この探査機は、太陽の周りを1年余りで周回する直径およそ500メートルの小惑星「ベンヌ」から砂や石を採取して、地球に持ち帰る計画で、小惑星には再来年、到着する予定です。そして、およそ2年半にわたって小惑星の周りにとどまって観測を行い、その間に、小惑星の表面に接近して砂や石を最大で2キロ採取し、2023年には地球に帰還する計画です。

「ベンヌ」には、生命のもととなる炭素の化合物が豊富にあるとされ、持ち帰った物質から生命の起源や太陽系の成り立ちに迫ることを目指しています。

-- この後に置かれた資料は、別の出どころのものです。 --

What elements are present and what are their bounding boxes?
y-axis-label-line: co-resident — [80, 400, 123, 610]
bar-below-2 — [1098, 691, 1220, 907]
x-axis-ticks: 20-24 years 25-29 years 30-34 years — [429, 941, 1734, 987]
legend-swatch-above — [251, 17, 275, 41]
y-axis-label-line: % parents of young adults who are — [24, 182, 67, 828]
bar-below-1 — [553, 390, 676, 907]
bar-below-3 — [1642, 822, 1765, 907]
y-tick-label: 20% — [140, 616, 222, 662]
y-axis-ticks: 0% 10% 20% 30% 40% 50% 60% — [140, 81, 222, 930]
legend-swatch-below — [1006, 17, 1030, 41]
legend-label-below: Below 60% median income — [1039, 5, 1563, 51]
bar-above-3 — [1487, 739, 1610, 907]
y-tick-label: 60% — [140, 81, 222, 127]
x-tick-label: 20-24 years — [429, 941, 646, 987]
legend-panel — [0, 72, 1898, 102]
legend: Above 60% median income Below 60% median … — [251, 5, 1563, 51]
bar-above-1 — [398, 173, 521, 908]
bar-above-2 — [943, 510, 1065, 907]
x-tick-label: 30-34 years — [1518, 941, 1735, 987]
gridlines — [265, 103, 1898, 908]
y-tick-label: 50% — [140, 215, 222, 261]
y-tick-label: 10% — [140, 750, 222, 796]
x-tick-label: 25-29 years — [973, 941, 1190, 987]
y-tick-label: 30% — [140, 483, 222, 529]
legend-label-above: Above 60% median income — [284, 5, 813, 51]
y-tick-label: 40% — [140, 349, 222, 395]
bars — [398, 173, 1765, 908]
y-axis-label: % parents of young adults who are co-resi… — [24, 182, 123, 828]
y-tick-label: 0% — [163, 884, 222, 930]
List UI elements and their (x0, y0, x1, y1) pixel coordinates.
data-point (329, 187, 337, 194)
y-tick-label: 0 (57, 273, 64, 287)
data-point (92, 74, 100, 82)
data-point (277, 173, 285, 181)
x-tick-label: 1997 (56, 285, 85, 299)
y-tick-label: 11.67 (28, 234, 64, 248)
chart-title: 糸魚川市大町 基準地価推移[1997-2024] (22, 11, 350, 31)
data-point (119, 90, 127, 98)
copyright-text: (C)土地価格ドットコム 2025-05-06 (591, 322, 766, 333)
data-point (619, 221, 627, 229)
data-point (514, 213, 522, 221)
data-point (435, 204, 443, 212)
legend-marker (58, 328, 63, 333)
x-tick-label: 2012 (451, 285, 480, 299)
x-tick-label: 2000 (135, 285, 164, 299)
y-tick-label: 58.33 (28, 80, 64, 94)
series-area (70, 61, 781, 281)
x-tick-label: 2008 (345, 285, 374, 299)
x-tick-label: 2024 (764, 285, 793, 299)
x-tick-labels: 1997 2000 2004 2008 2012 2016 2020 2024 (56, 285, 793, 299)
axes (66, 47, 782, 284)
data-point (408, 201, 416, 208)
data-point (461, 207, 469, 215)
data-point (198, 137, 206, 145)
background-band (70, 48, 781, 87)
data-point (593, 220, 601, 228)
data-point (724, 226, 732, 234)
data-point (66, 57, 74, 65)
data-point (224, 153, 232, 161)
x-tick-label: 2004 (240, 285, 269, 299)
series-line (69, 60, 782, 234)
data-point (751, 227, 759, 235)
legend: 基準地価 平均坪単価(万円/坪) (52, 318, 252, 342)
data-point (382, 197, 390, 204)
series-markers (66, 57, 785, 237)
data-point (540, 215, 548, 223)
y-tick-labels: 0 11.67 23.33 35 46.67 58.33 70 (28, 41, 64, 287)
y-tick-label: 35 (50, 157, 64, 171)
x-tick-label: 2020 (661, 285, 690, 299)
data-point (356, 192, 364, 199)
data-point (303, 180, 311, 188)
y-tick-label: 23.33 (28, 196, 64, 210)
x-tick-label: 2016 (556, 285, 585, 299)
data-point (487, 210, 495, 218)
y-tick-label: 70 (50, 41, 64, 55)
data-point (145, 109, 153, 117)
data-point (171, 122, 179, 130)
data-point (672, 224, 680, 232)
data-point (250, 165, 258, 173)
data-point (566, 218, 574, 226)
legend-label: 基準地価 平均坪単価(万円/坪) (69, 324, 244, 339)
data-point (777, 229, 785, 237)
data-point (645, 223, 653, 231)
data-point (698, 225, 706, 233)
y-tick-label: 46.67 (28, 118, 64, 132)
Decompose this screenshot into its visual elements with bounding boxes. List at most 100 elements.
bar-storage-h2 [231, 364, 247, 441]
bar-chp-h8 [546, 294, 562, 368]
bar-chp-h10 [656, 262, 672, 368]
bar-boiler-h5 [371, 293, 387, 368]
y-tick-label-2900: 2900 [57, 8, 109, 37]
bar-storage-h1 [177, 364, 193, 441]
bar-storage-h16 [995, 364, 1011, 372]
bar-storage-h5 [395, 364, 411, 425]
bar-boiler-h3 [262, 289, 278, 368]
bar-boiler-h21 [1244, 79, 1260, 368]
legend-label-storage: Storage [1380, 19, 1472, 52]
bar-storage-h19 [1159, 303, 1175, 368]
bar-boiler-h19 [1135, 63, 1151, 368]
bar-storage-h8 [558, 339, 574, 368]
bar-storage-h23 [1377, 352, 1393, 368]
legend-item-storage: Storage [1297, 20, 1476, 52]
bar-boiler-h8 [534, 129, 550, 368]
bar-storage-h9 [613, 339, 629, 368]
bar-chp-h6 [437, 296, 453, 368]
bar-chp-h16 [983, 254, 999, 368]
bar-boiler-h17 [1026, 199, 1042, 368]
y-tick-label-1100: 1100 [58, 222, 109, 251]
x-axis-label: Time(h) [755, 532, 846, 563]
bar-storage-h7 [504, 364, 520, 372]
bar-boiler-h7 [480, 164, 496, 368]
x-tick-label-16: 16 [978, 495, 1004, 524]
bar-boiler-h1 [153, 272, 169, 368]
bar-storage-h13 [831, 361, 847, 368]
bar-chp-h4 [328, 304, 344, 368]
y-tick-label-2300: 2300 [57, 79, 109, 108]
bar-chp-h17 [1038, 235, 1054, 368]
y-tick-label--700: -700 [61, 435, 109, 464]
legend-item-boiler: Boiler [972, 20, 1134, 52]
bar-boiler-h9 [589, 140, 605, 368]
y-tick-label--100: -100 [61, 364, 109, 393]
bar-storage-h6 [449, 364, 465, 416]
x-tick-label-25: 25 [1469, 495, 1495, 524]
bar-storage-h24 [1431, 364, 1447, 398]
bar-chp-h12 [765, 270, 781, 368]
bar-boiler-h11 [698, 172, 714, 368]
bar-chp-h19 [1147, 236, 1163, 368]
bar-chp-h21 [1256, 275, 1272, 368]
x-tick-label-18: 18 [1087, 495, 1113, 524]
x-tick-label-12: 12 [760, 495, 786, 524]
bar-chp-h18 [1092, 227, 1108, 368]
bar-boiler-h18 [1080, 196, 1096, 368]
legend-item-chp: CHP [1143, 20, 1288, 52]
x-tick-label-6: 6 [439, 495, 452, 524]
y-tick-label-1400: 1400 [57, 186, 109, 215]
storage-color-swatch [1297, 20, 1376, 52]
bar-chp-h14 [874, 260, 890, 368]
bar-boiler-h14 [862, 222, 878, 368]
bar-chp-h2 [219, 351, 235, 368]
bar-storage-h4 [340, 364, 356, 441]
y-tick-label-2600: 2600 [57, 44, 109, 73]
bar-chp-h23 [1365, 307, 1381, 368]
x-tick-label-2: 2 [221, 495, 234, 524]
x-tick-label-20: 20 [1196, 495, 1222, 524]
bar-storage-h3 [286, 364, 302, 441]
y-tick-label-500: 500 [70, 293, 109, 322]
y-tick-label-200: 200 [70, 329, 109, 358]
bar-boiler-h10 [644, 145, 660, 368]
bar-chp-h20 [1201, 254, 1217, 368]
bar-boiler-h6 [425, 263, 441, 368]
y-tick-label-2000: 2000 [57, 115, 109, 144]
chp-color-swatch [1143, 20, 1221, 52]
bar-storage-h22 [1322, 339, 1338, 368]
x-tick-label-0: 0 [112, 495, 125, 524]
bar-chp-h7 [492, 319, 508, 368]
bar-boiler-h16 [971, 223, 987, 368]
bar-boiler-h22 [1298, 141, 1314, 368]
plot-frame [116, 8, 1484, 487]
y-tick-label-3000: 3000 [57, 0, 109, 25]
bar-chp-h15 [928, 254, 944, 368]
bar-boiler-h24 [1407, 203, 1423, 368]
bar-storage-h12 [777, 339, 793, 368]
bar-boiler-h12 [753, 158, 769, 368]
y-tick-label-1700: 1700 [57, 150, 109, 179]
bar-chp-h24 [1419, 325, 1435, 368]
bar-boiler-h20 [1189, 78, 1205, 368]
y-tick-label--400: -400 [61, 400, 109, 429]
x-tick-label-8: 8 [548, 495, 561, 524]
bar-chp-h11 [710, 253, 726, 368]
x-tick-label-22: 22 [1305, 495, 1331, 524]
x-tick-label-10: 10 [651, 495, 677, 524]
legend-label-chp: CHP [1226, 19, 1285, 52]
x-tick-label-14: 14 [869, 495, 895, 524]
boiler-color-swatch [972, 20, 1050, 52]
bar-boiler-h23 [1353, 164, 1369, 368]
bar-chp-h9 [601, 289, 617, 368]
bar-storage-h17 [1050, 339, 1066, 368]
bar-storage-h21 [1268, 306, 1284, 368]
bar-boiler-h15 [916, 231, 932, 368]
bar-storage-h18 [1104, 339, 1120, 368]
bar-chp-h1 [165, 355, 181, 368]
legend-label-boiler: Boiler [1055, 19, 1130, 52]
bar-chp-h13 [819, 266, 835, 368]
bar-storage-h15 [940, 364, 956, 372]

小惑星の探査をめぐっては、日本の探査機「はやぶさ」が6年前、世界で初めて、小惑星の微粒子を持ち帰ることに成功し、それに続く成果を挙げられるか注目されています。

「非常に大きな一歩となった」

打ち上げから2時間後、NASA=アメリカ航空宇宙局の「オシリス・レックス」のチームは記者会見を開き、今回の打ち上げについて「計画どおりで、太陽系などの惑星の成り立ちを研究するうえで非常に大きな一歩となった」などと述べ、大成功だったと振り返りました。
また、NASAの惑星研究部門の責任者、ジェームス・グリーン博士は、「日本のはやぶさ2のチームなどとも協力して、持ち帰った試料を分析し太陽系の起源について明らかにしていきたい」と述べ国際的に協力し合うことで小惑星の研究が一層進むことに大きな期待を示しました。
さらに、会見のあと、探査機のプロジェクトの主任研究員で、アリゾナ大学のダンテ・ローレッタ教授は、「はやぶさの探査によって小惑星の表面には砂だけでなく石もあることがわかり、われわれは試料を採取する装置のデザインを変えた。はやぶさが与えてくれた知識はオシリス・レックスの計画を立てる際に必要不可欠だった」と話し、はやぶさの成果が探査機の設計に生かされていることを強調していました。